Seven Tubs – Mountaintop
This section is still in development and will move the beginning of the trail from its current location in Mountaintop to Wilkes-Barre. Although some areas may be passable with a mountain bike, walking in this area with your pooch will probably be best when the trail is completed. The proposed trail will be about 7 miles in length, and will run through a heavily wooded mountain area just east of Wilkes-Barre.
The Seven Tubs Nature area is the highlight of this part of the trail. It covers more than 500 acres, with its most distinctive natural feature being the tubs. These “potholes” were formed by flowing glacial waters over 12,000 years ago. Rare birds, mammals and more than 60 types of wildflowers abound in this area.
The terrain is easy to navigate, and is excellent for the budding outdoorsman – dog and human alike. There are even wheelchair accessible areas along the trail. Some parts of the trail can be hilly and loose moss and rocks can make some areas a bit dangerous, so use some caution in order to avoid losing your footing.
Mountaintop – White Haven
This area, known locally as the Black Diamond Trail, is completed with only a small gap in the trail at Glen Summit due to private property. This 13-mile gently-sloped trail follows an abandoned rail line through an area bursting with bogs, ponds and large trees. The trailhead is wheelchair accessible.
The ground is made of crushed stone, so make sure to have strong mountain bike tires if you ride, and be sure to carry a first aid kit – for both you and Fido. You will pass Moosehead Lake and walk through State Game Lands. Along the way, Recycled Bridge will take you across two active rail lines, so be aware of this if your dog tends to be scared of loud noises.
White Haven – Rockport
This very short section of the trail passes through the streets of White Haven. Down on Main Street, there is a completely restored Union Pacific caboose complete with railroad memorabilia. While in town, visit a local restaurant or shop to load up on supplies, and get a quick snack for you and your pet.
If you need a break from hiking, consider taking a ride along Audubon’s Lehigh Driving Tour. You can purchase a CD or MP3 audio tour to enhance your trip. Follow the 53-mile route of John James Audubon’s 1829 visit to the region, where he studied countless birds and other wildlife species. You will pass through historic towns, and enjoy interesting geological features along the way, while Fido sticks his head out of the passenger window.

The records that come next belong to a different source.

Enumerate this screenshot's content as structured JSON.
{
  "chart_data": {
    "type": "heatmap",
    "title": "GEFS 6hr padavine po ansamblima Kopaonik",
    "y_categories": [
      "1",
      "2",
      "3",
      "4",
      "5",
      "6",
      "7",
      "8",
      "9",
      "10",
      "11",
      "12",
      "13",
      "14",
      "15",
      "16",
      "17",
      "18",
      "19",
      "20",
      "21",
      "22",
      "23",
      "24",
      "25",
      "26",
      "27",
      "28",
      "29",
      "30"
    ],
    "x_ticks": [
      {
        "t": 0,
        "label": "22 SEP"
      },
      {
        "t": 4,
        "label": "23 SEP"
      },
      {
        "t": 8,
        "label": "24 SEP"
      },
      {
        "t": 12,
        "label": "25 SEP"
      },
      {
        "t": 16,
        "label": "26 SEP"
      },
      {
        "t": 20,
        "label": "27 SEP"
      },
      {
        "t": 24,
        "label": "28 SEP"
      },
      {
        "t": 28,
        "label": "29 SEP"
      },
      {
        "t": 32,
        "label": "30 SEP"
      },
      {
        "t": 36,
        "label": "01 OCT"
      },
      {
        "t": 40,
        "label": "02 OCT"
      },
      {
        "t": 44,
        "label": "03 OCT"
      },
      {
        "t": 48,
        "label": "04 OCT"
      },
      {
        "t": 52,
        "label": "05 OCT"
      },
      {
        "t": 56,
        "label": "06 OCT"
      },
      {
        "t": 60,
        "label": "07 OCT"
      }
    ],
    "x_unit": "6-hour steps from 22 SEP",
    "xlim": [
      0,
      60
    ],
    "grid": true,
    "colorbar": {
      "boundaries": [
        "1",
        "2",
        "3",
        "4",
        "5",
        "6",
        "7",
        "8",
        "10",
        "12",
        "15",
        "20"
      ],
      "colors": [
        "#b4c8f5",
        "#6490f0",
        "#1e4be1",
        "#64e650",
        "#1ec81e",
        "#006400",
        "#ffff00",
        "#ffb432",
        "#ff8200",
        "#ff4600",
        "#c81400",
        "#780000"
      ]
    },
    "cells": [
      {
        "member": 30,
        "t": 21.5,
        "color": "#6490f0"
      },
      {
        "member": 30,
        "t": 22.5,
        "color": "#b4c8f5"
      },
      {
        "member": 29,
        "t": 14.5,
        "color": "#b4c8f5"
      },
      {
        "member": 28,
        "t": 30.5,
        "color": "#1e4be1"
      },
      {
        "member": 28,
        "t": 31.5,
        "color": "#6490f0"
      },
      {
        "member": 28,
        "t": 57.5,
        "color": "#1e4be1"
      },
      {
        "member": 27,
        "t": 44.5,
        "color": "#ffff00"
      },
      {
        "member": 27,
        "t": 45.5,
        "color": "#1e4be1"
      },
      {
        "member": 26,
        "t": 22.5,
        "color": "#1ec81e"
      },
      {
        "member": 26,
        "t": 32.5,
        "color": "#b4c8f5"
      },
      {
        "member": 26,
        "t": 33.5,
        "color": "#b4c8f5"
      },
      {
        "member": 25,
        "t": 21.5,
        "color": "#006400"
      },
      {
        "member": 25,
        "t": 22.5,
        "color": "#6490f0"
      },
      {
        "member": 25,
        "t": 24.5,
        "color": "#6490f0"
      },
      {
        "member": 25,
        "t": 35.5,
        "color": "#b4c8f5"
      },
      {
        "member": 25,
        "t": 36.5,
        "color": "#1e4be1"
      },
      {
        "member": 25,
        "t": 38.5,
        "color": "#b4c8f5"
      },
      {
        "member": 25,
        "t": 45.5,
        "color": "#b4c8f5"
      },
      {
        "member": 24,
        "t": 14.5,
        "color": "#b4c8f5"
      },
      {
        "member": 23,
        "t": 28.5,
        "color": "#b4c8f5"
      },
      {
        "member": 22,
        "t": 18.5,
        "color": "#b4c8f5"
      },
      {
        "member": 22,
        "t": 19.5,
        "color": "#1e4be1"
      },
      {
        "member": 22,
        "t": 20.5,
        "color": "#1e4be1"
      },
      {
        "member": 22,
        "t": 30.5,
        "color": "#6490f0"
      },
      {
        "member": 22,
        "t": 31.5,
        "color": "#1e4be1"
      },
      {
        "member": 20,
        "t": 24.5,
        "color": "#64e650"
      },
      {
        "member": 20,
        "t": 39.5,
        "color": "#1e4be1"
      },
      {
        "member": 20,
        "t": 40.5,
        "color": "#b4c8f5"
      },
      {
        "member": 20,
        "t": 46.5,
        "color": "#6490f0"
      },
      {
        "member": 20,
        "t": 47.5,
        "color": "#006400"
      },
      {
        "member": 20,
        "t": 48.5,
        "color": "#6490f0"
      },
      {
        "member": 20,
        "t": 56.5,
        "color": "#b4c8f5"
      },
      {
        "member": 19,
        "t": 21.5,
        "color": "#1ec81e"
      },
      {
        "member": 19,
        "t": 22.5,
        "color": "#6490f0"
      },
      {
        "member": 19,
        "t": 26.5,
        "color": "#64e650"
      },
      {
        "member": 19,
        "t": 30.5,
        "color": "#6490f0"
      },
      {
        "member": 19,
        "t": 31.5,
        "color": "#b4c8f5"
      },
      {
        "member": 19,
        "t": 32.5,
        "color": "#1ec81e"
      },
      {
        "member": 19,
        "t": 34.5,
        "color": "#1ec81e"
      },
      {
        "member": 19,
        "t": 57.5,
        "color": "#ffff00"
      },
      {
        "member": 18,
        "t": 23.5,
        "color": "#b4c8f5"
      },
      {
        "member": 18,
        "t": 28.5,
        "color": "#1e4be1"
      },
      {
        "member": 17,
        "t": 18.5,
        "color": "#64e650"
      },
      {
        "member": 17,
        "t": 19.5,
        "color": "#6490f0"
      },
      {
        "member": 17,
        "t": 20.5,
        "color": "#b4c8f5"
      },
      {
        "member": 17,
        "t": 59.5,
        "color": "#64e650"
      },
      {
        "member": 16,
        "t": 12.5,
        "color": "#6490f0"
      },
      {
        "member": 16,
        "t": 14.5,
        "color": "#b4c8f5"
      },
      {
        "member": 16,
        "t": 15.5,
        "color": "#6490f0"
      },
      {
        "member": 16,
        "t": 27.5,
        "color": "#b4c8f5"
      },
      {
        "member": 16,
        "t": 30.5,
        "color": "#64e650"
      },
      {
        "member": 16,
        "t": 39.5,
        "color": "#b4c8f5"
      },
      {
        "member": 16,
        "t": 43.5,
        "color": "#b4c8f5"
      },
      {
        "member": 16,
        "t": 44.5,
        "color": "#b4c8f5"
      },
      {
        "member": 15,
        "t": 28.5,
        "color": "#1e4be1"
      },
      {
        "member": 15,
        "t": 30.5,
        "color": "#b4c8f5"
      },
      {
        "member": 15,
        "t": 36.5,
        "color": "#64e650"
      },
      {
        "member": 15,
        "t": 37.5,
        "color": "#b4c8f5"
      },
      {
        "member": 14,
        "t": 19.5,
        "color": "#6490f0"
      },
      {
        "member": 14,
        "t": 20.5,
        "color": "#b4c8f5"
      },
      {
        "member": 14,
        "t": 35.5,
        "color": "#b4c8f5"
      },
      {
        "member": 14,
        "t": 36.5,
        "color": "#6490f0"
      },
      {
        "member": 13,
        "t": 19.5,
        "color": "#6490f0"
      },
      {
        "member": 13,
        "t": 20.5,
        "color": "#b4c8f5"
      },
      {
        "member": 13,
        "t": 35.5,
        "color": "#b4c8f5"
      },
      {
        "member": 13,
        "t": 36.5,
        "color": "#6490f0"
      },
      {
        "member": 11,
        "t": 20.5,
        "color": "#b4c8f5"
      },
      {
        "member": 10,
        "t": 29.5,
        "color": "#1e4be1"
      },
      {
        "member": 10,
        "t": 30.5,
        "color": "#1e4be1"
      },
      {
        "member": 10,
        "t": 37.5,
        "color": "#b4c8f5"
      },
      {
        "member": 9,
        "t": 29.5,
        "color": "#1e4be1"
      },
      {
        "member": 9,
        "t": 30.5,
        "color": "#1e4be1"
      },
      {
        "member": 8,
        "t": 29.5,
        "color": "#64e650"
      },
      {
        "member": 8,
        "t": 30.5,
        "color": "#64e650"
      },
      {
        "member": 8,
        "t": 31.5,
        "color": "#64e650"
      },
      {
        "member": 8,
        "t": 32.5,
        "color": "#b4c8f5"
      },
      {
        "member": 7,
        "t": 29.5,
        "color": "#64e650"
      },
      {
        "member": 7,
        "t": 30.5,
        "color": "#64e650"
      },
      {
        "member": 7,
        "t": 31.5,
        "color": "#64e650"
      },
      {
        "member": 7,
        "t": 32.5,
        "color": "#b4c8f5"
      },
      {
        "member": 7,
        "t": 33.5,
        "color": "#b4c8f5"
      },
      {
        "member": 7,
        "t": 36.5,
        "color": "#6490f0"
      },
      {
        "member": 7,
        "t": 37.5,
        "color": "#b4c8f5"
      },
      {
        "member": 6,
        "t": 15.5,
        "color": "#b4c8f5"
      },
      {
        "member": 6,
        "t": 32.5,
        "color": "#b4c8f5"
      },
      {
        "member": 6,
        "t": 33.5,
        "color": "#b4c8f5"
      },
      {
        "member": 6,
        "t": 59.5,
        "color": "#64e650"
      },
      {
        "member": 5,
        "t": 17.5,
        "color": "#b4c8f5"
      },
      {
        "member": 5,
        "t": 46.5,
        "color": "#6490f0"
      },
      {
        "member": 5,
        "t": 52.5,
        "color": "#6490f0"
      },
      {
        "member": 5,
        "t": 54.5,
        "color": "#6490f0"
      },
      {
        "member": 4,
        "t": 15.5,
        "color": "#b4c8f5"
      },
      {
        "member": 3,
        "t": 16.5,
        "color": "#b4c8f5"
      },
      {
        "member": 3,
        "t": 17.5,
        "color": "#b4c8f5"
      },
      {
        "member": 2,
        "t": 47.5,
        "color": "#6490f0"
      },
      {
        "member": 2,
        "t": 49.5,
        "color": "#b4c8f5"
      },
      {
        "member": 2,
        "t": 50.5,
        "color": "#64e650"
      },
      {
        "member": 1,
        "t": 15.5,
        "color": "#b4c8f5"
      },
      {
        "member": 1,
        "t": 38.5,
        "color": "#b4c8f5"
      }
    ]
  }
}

If you prefer to continue with your outdoor activities, follow the trail to Lehigh Gorge State Park. This park covers more than 4000 acres, with an 800-foot high gorge being the highlight of its natural features. You and your dog will enjoy waterfalls as well as the easy 26-mile long rail-trail biking path that slopes downhill towards Jim Thorpe. If you don’t want to walk the entire 26 miles south to Jim Thorpe, you can access this park from Rockport, and cut your hiking distance down to 15 miles.